Сказка города Жє - страница 11
– Человек же, – Олег зачем-то посмотрел на Жеку Гашенного.
Взгляд пострадавшего сфокусировался на лице фельдшера, вращение глазных яблок остановилось. С трех метров Олег видел, как пульсируют его зрачки, сужаясь и расширяясь, в такт пульсу или вытекающей крови, в такт судорожному дыханию. А это точно наркоман и алкоголик Жека дышит, или через его легкие, через него прокачивает вонючий воздух места происшествия мир, отрастивший Жеку как некий орган?..
– Ты чего, в обморок падать собрался? – спросил Сёма откуда-то. – Док, тут твоему салаге плохо!
…руку, например, и эта рука сейчас цеплялась за бытие, за возможность существования, и нащупала в слепых своих поисках Олега, и схватила его, в агонии сжимая пальцы все сильнее.
– Помоги, – без интонаций подумал умирающий наркоман.
Вокруг них вихрем носилось что-то мелкое и серое, будто обрывок печного дыма, и скулило в панике. Чем – помочь? Как – помочь? Тут же реанимация, если есть шанс – то… Но врачи казались камнями – недвижимыми и никогда не бывшими живыми: они застыли и отодвинулись.
– Тогда возьми.
Рядом был кто-то еще, видящий и слышащий. Олег не мог осмотреться, но чувствовал напуганное присутствие маленького человека – девочки со сломанной рукой.

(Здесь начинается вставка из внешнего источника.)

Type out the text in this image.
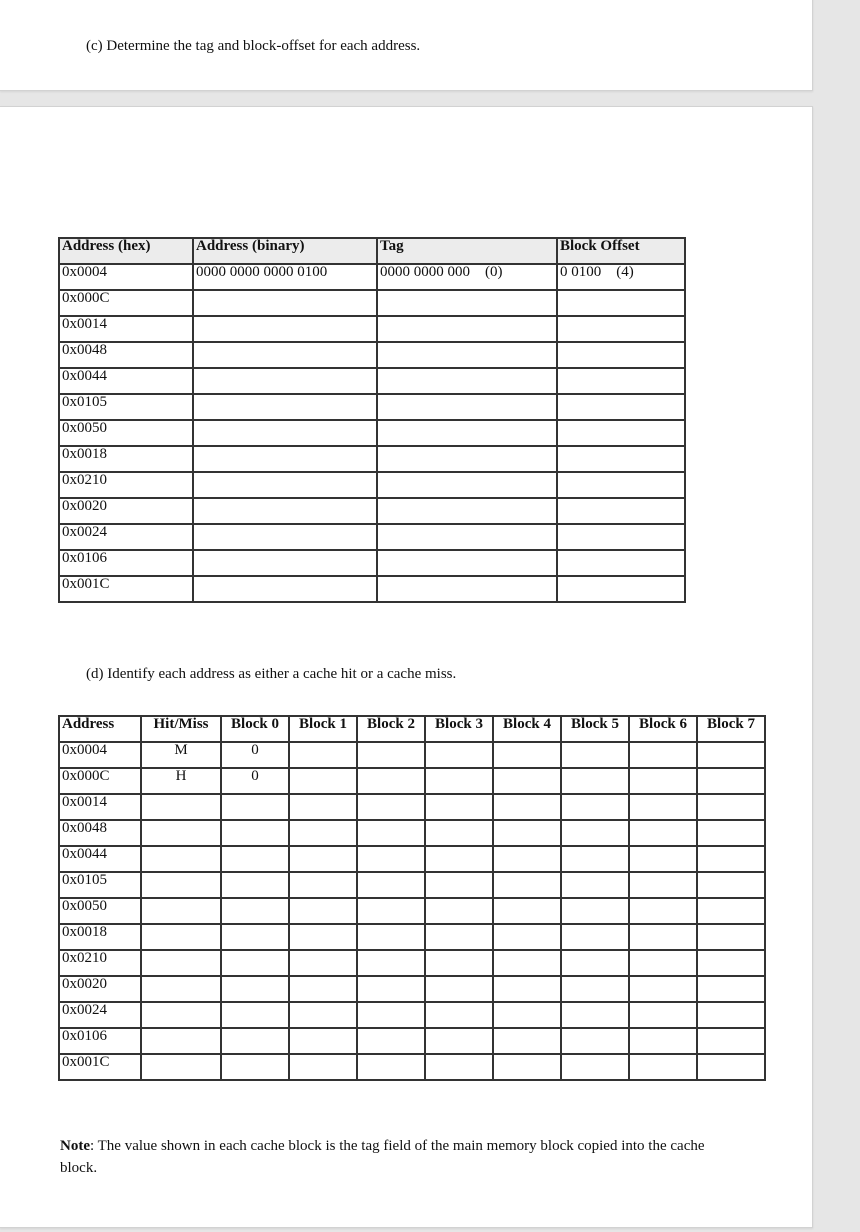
(c) Determine the tag and block-offset for each address.

Address (hex)	Address (binary)	Tag	Block Offset
0x0004	0000 0000 0000 0100	0000 0000 000    (0)	0 0100    (4)
0x000C			
0x0014			
0x0048			
0x0044			
0x0105			
0x0050			
0x0018			
0x0210			
0x0020			
0x0024			
0x0106			
0x001C			

(d) Identify each address as either a cache hit or a cache miss.

Address	Hit/Miss	Block 0	Block 1	Block 2	Block 3	Block 4	Block 5	Block 6	Block 7
0x0004	M	0							
0x000C	H	0							
0x0014									
0x0048									
0x0044									
0x0105									
0x0050									
0x0018									
0x0210									
0x0020									
0x0024									
0x0106									
0x001C									

Note: The value shown in each cache block is the tag field of the main memory block copied into the cache block.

Как брать, что брать? Руки умирающего все еще шарят по капоту ланоса – только не вишневого, а ржавого, покрытого шевелящейся коростой. В них ничего нет. Растопыренные пальцы – куриными лапками из лавки на углу: берите, обжарить – лучше нет закуски под пиво. На выдохе из Жеки Гашенного вырывались облачка тончайшей охряной пыли, оседали на траву, неподвижных врачей.
– Возьми.
Умирающий дунул – и пыль полетела Олегу в лицо. Девочка рядом тоненько пискнула.

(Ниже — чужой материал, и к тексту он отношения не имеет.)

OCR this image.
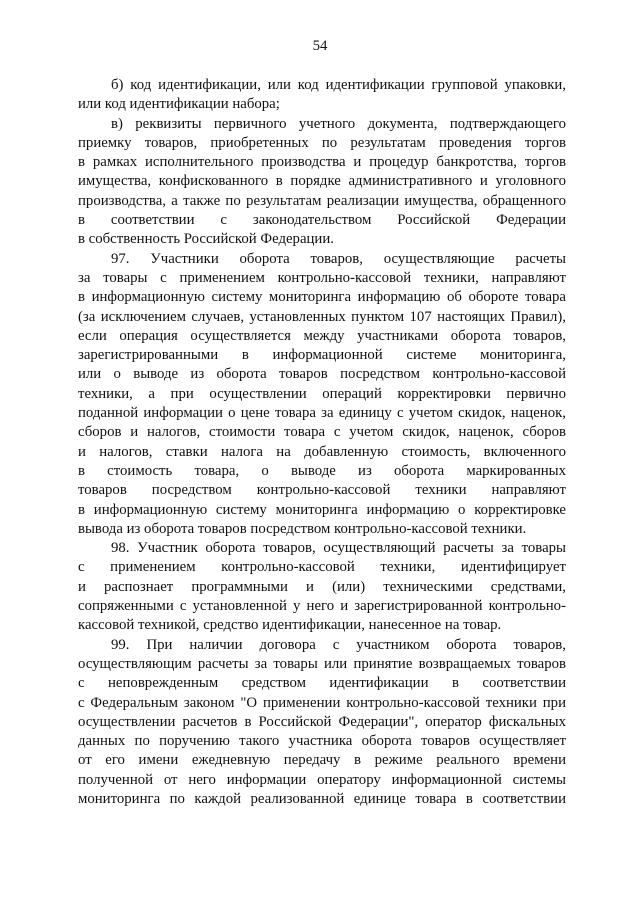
54
б) код идентификации, или код идентификации групповой упаковки,
или код идентификации набора;
в) реквизиты первичного учетного документа, подтверждающего
приемку товаров, приобретенных по результатам проведения торгов
в рамках исполнительного производства и процедур банкротства, торгов
имущества, конфискованного в порядке административного и уголовного
производства, а также по результатам реализации имущества, обращенного
в соответствии с законодательством Российской Федерации
в собственность Российской Федерации.
97. Участники оборота товаров, осуществляющие расчеты
за товары с применением контрольно-кассовой техники, направляют
в информационную систему мониторинга информацию об обороте товара
(за исключением случаев, установленных пунктом 107 настоящих Правил),
если операция осуществляется между участниками оборота товаров,
зарегистрированными в информационной системе мониторинга,
или о выводе из оборота товаров посредством контрольно-кассовой
техники, а при осуществлении операций корректировки первично
поданной информации о цене товара за единицу с учетом скидок, наценок,
сборов и налогов, стоимости товара с учетом скидок, наценок, сборов
и налогов, ставки налога на добавленную стоимость, включенного
в стоимость товара, о выводе из оборота маркированных
товаров посредством контрольно-кассовой техники направляют
в информационную систему мониторинга информацию о корректировке
вывода из оборота товаров посредством контрольно-кассовой техники.
98. Участник оборота товаров, осуществляющий расчеты за товары
с применением контрольно-кассовой техники, идентифицирует
и распознает программными и (или) техническими средствами,
сопряженными с установленной у него и зарегистрированной контрольно-
кассовой техникой, средство идентификации, нанесенное на товар.
99. При наличии договора с участником оборота товаров,
осуществляющим расчеты за товары или принятие возвращаемых товаров
с неповрежденным средством идентификации в соответствии
с Федеральным законом "О применении контрольно-кассовой техники при
осуществлении расчетов в Российской Федерации", оператор фискальных
данных по поручению такого участника оборота товаров осуществляет
от его имени ежедневную передачу в режиме реального времени
полученной от него информации оператору информационной системы
мониторинга по каждой реализованной единице товара в соответствии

Фельдшер хлопнулся на землю в тот самый момент, когда потерпевший скончался, не приходя в сознание, от полученных при ударе бампером вишневого Дэу Ланос (гос. номер АМ4321ВР) травм. Семен так и думал, что упадет – очень уж побелел Олег. Первая смерть – всегда тяжело, и убивать проще, чем быть свидетелем. Семен бы сподвижников Гашенного пачками отстреливал, а вот смотреть, как дохнет – неприятно. И вонь еще эта. Вон, и девочка сомлела, врачи суетятся: ну с ней понятно, и перепугалась, и пострадала. Эх, потреплют ее маме нервы.
Напарник уже составил протокол, можно было расчищать место – забирать ланос, ждать труповозку, чтобы увезли Гашенного. Только смерть засвидетельствовать.
Реаниматологи отошли в сторону и закурили. Врач линейной бригады сунул под нос Олегу нашатырь.
– Слаба молодежь, – заметил усатый реаниматолог.
Его напарница, коротко стриженная сухая женщина около пятидесяти, затянулась и кивнула.
– Третье дежурство, – вступился за салагу водитель. – Он еще жмуров не видел. А тут, согласитесь, эскулапы, зрелище неординарное.
– Да уж, – подхватил усатый, – случай ясный и безнадежный. Хорошо она его приложила, будто специально.
«А если предумышленное?» – прикинул Семен.
Возможность у нее была, орудие преступления налицо. Мотив? Спер у нее Гашенный что-нибудь. Или младшего брата на иглу посадил. И вот дамочка ехала (с дочерью на заднем сидении, заметим в скобках), а тут Жека телепается. Она выворачивает руль, газ в пол, паразита – к столбу. Но дочка… не стала бы она дочкой рисковать. Хорошо, допустим, она Жеку убивать сегодня не планировала, а просто тихо ненавидела. А тут он идет – и в состоянии аффекта, это ясно, что в состоянии, – среди белого дня, при толпе свидетелей – размазывает Гашенного.